I hope the point I was making above made at least a little bit of sense. Before ending this blog post, I wanted to turn back to one more aspect of this moment with Esther. The reason why my ratio of bean to rice seemed off to her was because it did not adhere to local standards. As Chris, the founder of JBFC, explained to us, starch is a major part of people’s diet in Tanzania. The way in which people abide to tradition is reflected in other aspects of Tanzanian life. During village night, for instance, we were exposed to the typical Tanzanian household, in which three or four generations live together. This adherence to tradition made me wonder about the extent of the impact the Joseph and Mary School (the school at JBFC) is actually having on students. Students are gaining the knowledge they need to pursue a career in a higher field of work, but will they actually leave the Kitongo region? And if they stay, will they have access, in their village, to the necessary resources for a future professional career?

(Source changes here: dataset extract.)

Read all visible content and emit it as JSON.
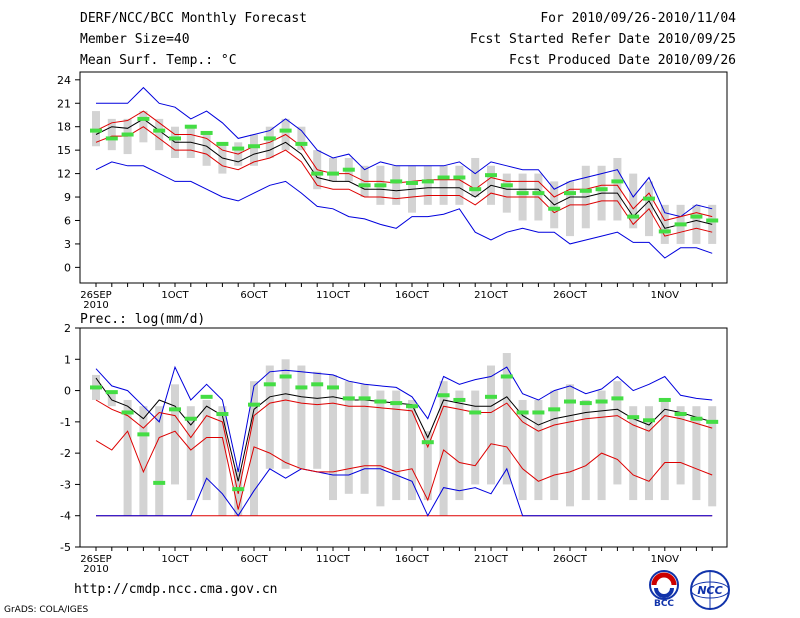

I posed these questions to Chris and, before giving me his answer, he explained the reality of the situation to me: there is a movement of youth to urban areas in Tanzania. However, a lack of opportunity is working against this movement. Last year, there were 25,000 university graduates, but only 3,000 openings in jobs suited to their level of education. Nonetheless, Chris believes, the primary and secondary education at the J&M School provides boys and girls with thinking-power and an understanding of their own situation necessary for just getting by and advancing in life. Not all the students will become prosperous businessmen, but they will have enough knowledge to exceed in traditional job positions. Just like us, the skills they learn may not necessarily be tangible, but they will shape what they do in the future.